« Ce qui m’interpelle d’abord, c’est la noirceur du tableau. Il est composé de couleurs sombres : noir profond, gris lourd, brun rougeâtre. Pas une lumière ne vient l’éclairer. Puis mon regard capte la scène. Le corps nu et maigre d’une jeune fille posé sur une roche, dans un décor sinistre. Le ciel rougeoyant est empli de fumée noire. La jeune fille semble offerte, même si le mot « sacrifiée » me vient d’abord. Autour d’elle rôde un cercle de créatures squelettiques, ni humaines, ni animales. »

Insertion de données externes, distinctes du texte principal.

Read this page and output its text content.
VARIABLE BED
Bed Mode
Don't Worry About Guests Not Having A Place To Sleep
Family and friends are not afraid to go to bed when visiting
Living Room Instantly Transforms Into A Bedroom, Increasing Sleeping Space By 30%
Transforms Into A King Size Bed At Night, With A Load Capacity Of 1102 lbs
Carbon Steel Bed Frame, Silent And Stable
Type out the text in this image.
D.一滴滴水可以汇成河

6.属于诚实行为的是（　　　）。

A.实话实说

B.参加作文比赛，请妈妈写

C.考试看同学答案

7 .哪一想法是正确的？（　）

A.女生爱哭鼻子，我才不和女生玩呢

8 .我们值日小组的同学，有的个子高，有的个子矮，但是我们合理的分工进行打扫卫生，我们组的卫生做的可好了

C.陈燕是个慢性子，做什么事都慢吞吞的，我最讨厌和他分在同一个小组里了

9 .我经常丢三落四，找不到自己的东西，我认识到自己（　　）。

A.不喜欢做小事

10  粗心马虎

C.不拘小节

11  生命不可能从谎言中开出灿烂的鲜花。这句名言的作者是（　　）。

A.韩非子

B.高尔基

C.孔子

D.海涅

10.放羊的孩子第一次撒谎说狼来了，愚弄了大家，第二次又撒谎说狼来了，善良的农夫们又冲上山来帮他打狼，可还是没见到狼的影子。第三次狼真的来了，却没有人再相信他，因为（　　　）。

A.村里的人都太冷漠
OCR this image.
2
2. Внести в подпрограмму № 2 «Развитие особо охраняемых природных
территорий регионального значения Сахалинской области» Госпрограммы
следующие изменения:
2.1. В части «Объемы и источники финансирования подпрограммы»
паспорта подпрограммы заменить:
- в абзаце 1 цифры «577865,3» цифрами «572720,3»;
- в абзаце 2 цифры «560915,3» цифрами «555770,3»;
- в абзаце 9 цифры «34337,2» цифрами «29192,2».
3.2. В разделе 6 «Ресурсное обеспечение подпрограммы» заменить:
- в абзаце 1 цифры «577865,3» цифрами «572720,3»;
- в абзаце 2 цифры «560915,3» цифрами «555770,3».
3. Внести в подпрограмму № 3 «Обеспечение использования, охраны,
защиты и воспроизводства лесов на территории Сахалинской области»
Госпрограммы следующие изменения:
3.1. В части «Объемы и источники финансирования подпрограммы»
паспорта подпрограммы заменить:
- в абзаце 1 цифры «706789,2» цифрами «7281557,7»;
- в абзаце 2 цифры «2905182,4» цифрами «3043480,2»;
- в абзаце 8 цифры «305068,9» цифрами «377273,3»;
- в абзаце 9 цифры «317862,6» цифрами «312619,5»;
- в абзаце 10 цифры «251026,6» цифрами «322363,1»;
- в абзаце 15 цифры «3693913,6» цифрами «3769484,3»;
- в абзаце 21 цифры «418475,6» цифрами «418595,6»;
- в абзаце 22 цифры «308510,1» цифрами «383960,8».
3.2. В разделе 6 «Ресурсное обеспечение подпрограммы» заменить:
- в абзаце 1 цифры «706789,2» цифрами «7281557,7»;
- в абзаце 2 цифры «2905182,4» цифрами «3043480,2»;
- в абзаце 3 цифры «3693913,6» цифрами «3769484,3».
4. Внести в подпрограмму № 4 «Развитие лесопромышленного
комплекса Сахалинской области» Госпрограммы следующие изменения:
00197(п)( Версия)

Dans ce drame psychologique, Da Costa explore les affres et indécences des puissants de ce monde à travers les frasques d’Evie Perraud, employée au service d’un couple de milliardaires de la Côte d’Azur dont la femme, Clara, est artiste-peintre. Prétextant qu’elle déteste le feu des projecteurs, elle pervertie l’innocence d’Evie en faisant d’elle sa doublure, chargée de jouer son rôle lors des présentations publiques de son art. Le lecteur devine très vite des intentions malsaines derrière cette dangereuse mascarade. Les toiles de l’artiste inspirées du romantisme noir, représentant le plus cruel de la condition humaine, résonnent comme de sombres présages et contrastent avec le calme apparent du petit village de Saint-Paul de Vance dans lequel résident les nouveaux employeurs d’Evie. 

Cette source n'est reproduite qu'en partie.